On Thursday, the Commission said the law curtailed asylum applicants’ right to turn to national, international and non-governmental organizations for help, the BBC reported. It began the infringement proceeding because the new legislation broke EU rules, the Commission added.

Another point of contention is Hungary’s returning of asylum seekers to other countries or detaining them on its border with Serbia.

In a parallel development, Hungary said this week it is withdrawing from a United Nations global pact on migration because it is “in conflict with common sense and also with the intent to restore European security.” It’s the second country to withdraw from the pact after the US, which pulled out of talks in December, noted Fox News.

The agreement, officially called the “Global Compact for Safe, Orderly and Regular Migration,” was finalized Friday.

ISRAEL

Making It Official

Israel’s right-wing coalition government pushed through a law Thursday declaring the country to be the “nation-state of the Jewish people” – a designation that Prime Minister Benjamin Netanyahu has long sought to make official.

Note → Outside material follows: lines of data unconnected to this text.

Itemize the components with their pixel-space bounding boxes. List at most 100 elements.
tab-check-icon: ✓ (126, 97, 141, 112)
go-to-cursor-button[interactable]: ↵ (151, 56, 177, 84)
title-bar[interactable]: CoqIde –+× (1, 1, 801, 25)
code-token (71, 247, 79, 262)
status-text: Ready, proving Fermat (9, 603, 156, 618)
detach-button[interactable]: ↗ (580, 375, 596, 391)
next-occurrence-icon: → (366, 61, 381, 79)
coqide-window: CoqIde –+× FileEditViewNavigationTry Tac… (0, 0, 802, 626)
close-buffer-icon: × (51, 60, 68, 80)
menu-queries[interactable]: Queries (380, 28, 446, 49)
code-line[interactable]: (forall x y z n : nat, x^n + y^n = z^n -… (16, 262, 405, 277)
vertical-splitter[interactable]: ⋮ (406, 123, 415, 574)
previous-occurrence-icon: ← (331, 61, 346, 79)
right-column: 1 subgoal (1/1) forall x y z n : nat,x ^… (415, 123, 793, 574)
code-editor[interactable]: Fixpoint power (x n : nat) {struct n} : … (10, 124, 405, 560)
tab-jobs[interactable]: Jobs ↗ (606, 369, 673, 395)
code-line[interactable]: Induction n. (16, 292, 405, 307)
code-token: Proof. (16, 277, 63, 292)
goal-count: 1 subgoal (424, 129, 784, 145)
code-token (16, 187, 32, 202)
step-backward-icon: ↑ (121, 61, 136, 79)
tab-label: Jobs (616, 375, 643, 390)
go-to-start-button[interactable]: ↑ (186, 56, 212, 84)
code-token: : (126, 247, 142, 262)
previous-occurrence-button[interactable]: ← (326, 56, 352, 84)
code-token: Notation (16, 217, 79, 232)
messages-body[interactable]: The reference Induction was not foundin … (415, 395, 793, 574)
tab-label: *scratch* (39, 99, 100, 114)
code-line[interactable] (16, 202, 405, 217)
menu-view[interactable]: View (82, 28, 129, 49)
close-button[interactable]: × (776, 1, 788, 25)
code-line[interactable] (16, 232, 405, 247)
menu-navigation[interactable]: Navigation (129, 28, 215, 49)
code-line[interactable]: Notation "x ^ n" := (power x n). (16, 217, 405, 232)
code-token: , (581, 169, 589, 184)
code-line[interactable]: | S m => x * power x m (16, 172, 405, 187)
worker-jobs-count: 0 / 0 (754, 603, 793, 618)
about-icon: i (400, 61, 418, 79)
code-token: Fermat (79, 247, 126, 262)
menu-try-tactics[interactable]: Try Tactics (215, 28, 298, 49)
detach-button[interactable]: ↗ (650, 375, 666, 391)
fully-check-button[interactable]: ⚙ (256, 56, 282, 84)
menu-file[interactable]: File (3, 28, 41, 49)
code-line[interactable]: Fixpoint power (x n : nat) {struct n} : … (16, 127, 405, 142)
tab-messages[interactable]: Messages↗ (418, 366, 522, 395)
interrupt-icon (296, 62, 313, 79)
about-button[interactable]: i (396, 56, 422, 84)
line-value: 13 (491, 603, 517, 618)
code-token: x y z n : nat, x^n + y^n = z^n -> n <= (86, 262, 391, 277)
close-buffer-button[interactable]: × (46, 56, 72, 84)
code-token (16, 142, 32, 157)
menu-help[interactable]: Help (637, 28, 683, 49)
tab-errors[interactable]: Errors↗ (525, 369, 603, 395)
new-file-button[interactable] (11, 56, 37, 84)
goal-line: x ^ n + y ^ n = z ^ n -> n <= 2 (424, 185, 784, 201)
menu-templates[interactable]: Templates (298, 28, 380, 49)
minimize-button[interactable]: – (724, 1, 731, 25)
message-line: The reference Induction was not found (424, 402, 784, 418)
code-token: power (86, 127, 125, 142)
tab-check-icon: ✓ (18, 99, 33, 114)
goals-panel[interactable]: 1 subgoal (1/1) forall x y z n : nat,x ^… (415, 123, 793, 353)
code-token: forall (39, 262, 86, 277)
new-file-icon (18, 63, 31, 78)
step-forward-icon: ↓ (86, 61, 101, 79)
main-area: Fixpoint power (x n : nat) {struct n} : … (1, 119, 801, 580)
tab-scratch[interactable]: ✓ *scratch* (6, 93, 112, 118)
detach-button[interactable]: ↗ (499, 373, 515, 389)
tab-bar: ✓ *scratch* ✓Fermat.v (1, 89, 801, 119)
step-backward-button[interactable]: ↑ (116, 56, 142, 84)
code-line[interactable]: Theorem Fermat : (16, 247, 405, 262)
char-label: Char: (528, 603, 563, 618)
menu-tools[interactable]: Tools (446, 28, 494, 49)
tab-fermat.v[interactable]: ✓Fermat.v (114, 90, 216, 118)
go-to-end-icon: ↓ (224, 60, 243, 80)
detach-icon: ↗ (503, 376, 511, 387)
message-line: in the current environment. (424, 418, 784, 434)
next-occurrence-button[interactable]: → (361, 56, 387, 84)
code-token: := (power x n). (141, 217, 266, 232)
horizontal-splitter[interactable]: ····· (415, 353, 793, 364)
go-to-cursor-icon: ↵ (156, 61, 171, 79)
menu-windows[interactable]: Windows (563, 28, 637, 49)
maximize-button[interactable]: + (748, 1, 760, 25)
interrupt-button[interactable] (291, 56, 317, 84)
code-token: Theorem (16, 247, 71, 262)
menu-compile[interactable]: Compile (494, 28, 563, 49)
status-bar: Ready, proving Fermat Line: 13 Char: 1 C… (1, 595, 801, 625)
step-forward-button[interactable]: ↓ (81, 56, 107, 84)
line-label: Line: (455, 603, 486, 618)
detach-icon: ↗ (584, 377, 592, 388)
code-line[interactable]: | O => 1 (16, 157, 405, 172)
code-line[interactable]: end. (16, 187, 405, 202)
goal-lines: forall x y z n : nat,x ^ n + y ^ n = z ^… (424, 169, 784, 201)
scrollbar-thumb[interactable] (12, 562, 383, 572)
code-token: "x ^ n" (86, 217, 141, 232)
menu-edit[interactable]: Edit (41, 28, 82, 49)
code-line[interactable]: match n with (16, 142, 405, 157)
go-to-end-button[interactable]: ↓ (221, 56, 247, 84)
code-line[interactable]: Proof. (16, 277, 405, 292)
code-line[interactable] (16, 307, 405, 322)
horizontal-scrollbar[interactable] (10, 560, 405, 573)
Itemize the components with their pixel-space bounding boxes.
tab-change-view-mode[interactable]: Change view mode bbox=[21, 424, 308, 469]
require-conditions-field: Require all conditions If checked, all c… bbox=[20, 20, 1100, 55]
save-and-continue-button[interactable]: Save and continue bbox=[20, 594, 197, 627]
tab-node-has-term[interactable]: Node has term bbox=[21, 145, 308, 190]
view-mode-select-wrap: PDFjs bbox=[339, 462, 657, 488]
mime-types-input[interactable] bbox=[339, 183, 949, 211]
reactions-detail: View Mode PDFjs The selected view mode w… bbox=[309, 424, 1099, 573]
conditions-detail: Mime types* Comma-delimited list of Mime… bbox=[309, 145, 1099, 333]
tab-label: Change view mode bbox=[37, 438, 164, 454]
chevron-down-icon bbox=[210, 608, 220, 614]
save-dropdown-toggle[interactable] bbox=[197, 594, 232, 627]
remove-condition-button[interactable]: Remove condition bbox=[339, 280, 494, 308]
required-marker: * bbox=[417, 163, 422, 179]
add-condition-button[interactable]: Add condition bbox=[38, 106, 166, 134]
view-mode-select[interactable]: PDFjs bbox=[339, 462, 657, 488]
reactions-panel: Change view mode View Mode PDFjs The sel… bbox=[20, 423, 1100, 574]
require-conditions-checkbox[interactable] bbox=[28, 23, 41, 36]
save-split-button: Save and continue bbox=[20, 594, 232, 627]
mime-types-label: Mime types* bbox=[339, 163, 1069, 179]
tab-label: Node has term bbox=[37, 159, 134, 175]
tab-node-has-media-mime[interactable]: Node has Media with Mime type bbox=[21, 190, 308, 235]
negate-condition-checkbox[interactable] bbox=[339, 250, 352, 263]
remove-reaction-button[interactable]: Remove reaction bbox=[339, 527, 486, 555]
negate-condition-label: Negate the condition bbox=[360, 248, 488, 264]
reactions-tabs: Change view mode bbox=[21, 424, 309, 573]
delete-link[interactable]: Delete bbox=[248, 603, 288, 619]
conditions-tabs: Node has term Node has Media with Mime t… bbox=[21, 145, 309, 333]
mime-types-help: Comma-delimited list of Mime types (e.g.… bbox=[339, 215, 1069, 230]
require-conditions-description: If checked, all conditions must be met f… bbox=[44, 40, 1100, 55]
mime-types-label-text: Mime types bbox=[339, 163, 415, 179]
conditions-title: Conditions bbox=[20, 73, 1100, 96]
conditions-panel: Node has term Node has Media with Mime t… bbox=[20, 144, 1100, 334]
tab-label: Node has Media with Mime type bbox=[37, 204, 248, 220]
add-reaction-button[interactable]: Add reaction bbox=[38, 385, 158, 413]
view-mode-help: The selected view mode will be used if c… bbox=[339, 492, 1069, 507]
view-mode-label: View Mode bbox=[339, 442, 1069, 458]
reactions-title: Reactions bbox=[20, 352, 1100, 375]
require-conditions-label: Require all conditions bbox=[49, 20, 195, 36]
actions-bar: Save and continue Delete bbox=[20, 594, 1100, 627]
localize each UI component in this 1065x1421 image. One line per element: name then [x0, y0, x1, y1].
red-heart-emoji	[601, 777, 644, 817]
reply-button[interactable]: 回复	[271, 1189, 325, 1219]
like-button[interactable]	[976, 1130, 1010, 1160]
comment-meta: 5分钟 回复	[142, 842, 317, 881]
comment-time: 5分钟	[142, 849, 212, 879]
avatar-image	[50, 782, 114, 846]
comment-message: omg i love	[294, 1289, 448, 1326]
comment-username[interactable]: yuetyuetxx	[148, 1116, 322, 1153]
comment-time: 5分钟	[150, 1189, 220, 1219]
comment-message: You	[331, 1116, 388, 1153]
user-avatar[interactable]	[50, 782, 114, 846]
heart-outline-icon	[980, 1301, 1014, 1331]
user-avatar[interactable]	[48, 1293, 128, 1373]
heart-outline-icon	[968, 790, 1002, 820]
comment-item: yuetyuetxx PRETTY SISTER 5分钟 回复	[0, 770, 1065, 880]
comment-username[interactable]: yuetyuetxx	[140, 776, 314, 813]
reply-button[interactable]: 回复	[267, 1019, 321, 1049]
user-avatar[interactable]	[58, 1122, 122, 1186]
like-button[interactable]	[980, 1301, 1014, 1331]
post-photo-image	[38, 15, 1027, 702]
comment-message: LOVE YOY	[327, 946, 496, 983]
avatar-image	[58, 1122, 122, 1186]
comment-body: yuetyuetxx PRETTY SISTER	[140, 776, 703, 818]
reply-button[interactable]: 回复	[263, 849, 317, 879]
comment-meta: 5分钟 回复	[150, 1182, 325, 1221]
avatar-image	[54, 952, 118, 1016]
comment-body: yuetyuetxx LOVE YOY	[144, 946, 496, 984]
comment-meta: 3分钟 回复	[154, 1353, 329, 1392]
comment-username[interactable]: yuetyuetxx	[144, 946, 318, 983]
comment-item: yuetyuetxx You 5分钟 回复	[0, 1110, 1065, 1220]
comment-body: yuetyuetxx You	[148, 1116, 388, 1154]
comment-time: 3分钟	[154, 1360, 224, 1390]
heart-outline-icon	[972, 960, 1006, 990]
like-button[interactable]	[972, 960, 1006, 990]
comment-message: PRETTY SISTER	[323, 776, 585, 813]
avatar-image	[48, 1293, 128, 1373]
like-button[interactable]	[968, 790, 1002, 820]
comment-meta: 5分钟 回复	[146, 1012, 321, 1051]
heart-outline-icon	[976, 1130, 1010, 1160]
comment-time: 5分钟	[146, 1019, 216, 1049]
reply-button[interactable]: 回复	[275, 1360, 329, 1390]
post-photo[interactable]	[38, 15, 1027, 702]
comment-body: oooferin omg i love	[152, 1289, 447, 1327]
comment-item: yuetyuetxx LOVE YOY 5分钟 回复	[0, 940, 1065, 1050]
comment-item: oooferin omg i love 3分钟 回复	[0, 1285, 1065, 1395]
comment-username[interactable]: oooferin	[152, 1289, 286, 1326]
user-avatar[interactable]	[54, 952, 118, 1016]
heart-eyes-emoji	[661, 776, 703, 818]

While Netanyahu declared the passage of the law to mark an important historical moment, his more liberal opponents denounced it as racist and anti-democratic, the New York Times reported.

The legislation is a so-called “basic law,” which means it has the weight of a constitutional amendment, the paper said. Its critics are particularly rankled because it omits any mention of democracy or the principle of equality, regardless of religion – values enshrined in the country’s 1948 Declaration of Independence.

Apart from the official designation, the law promotes the development of Jewish communities, which could lead to discriminatory land-allocation policies. And it downgrades Arabic from an official language to one with a “special status.”

Its passage demonstrated the increasing power of ultranationalists in Israel’s government, the paper said.

DISCOVERIES

When Spiders Fly…

It’s good that the phrase “when pigs fly” has never been used in the context of spiders – because contrary to popular belief, spiders actually can fly.

Through a process called “ballooning,” spiders spray strands of their silk into the air to take flight, usually to flee to safety, find a mate or seek food, the New York Times reported.

But the world now has a better grasp on just how spiders fly, thanks to the research of Moonsung Cho and colleagues with the Technical University of Berlin.

Through a series of observational and formal lab studies using a wind tunnel, Cho and his team found that spiders often prefer mild breezes and that their ballooning webs can reach up to six feet long, allowing them to travel up to heights of a mile or two – and even across oceans.

But it’s not the breeze that keeps spiders in flight. Rather, it is the “stickiness of their thread,” said James Gorman with the Times in this explanatory video on the phenomenon.

Spider silk is so thin that it latches onto the air as if it were something more viscous like syrup, allowing the floating arachnids to stay airborne and travel with the wind.